Back to the list of abstractThe Surface Water and Ocean Topography (SWOT) mission offers a transformative opportunity for inland water monitoring with its KaRIn instrument providing high-resolution altimetry data. This study parts of the SWOT-ST project SABWAS (Semi-Arid Brasil Water Analysis with Swot) evaluates the performance of SWOT products for hydrological monitoring of reservoirs in the Crateús watershed, one of the designated cal/val regions in Brazil. The analysis included six state-monitored reservoirs from the Ceará water resources agency and eight additional small reservoirs not-monitored. The methodology involved assessing the L2_HR_LakeSP and L2_HR_PIXC (PixelCloud) products, covering observations from both the calibration/validation and the nominal mission phase. Initially, geolocation matching between datasets was performed, followed by time-series comparison and altimetric bias correction for the monitored reservoirs. In addition, for the smaller not-monitored, a Machine Learning analysis using Random Forest was conducted to improve understanding of the altimetry data and to enhance the pixcloud filtering process by evaluating the relative importance of each variable in predicting an acceptable water surface elevation (WSE) outcome. Performance metrics were calculated using RMSE and 1σ standard deviation after outlier removal.

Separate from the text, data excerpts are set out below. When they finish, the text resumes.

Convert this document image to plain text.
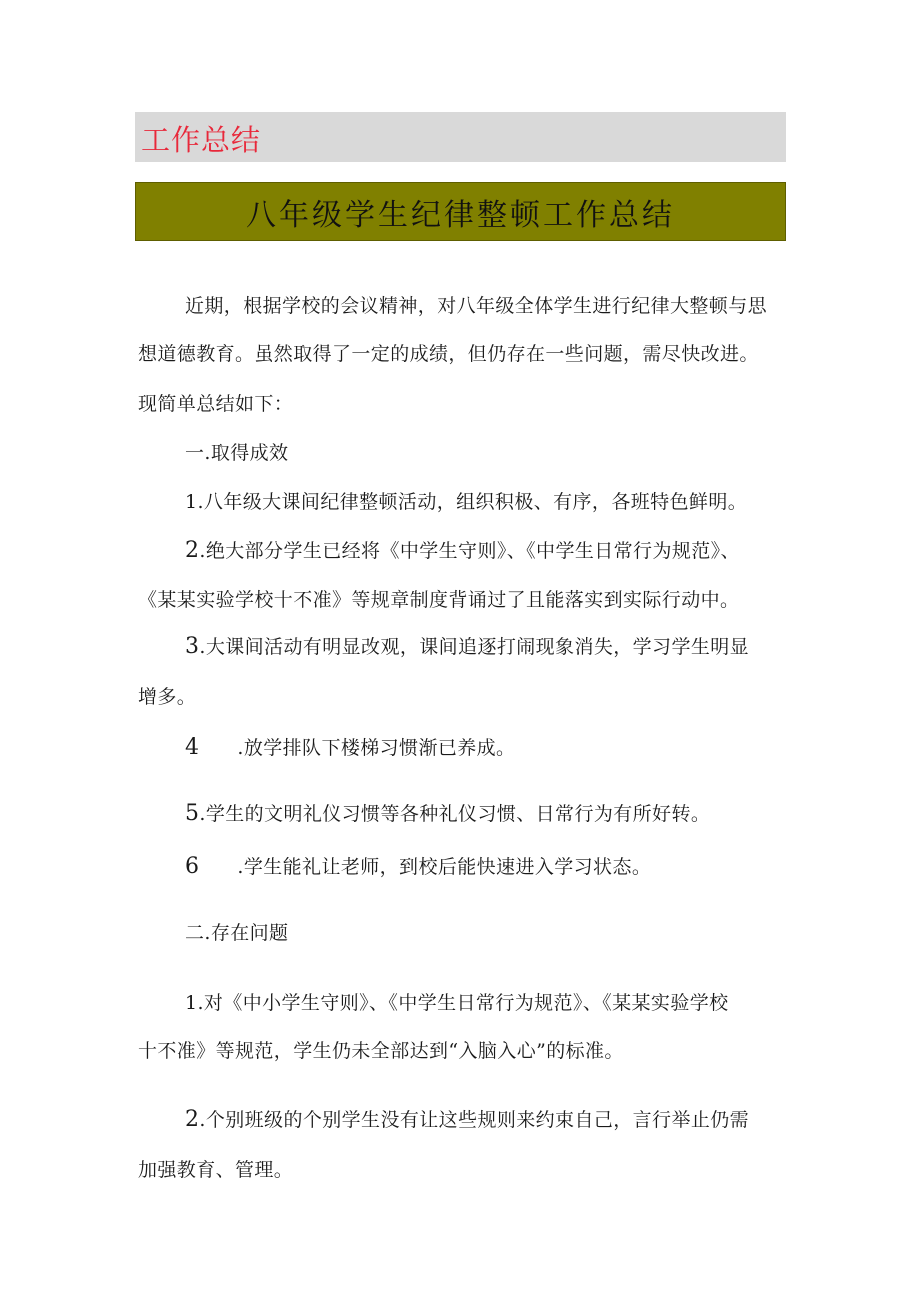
工作总结
八年级学生纪律整顿工作总结
近期，根据学校的会议精神，对八年级全体学生进行纪律大整顿与思
想道德教育。虽然取得了一定的成绩，但仍存在一些问题，需尽快改进。
现简单总结如下：
一.取得成效
1.八年级大课间纪律整顿活动，组织积极、有序，各班特色鲜明。
2.绝大部分学生已经将《中学生守则》、《中学生日常行为规范》、
《某某实验学校十不准》等规章制度背诵过了且能落实到实际行动中。
3.大课间活动有明显改观，课间追逐打闹现象消失，学习学生明显
增多。
4 .放学排队下楼梯习惯渐已养成。
5.学生的文明礼仪习惯等各种礼仪习惯、日常行为有所好转。
6 .学生能礼让老师，到校后能快速进入学习状态。
二.存在问题
1.对《中小学生守则》、《中学生日常行为规范》、《某某实验学校
十不准》等规范，学生仍未全部达到“入脑入心”的标准。
2.个别班级的个别学生没有让这些规则来约束自己，言行举止仍需
加强教育、管理。
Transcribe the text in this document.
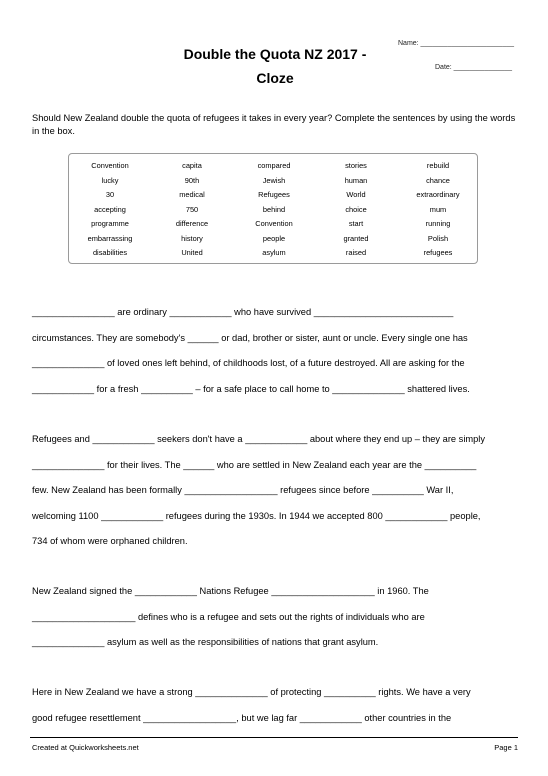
Double the Quota NZ 2017 -
Cloze
Name: ________________________
Date: _______________
Should New Zealand double the quota of refugees it takes in every year? Complete the sentences by using the words in the box.
Convention	capita	compared	stories	rebuild
lucky	90th	Jewish	human	chance
30	medical	Refugees	World	extraordinary
accepting	750	behind	choice	mum
programme	difference	Convention	start	running
embarrassing	history	people	granted	Polish
disabilities	United	asylum	raised	refugees
________________ are ordinary ____________ who have survived ___________________________
circumstances. They are somebody's ______ or dad, brother or sister, aunt or uncle. Every single one has
______________ of loved ones left behind, of childhoods lost, of a future destroyed. All are asking for the
____________ for a fresh __________ – for a safe place to call home to ______________ shattered lives.
Refugees and ____________ seekers don't have a ____________ about where they end up – they are simply
______________ for their lives. The ______ who are settled in New Zealand each year are the __________
few. New Zealand has been formally __________________ refugees since before __________ War II,
welcoming 1100 ____________ refugees during the 1930s. In 1944 we accepted 800 ____________ people,
734 of whom were orphaned children.
New Zealand signed the ____________ Nations Refugee ____________________ in 1960. The
____________________ defines who is a refugee and sets out the rights of individuals who are
______________ asylum as well as the responsibilities of nations that grant asylum.
Here in New Zealand we have a strong ______________ of protecting __________ rights. We have a very
good refugee resettlement __________________, but we lag far ____________ other countries in the
Created at Quickworksheets.net	Page 1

Results indicate excellent agreement for large reservoirs (area > 5 km²), with errors ranging from 0.06 m to 0.25 m. These large monitored reservoirs exhibited strong temporal coherence with SWOT-derived water level time series for the LakeSP product. However, this coherence tends to diminish with decreasing reservoir size, and in smaller water bodies, errors often exceeded the mission’s 10 cm altimetric precision target. The assessment of eight small reservoirs (with surface areas typically under 1 km²), monitored in the field, also revealed significant variability in product performance. However, the comparison between products revealed a better performance of the PixelCloud data relative to LakeSP, especially when more robust filtering processes were applied. RMSE improvements were substantial in many cases (6 to 90%). These results highlight the difficulty of small lake detection, but also demonstrate the potential of machine learning–based filtering approaches to improve WSE retrievals. The potential superior performance of the filtered PIXC product highlights the need to continue investigations focused on more region-specific processing strategies for semi-arid environments. These efforts should also consider the incorporation of more recent product versions, which are currently being processed and released by the satellite operating agencies, in order to refine and expand the applicability of SWOT data for small reservoir monitoring.
In conclusion, SWOT demonstrates robust capabilities for operational water level tracking in major reservoirs and sets a foundation for future integration of smaller systems into regional water management networks. Calibration and assimilation of SWOT altimetry with local geodetic benchmarks remain key to unlocking the full potential of the mission in semi-arid regions.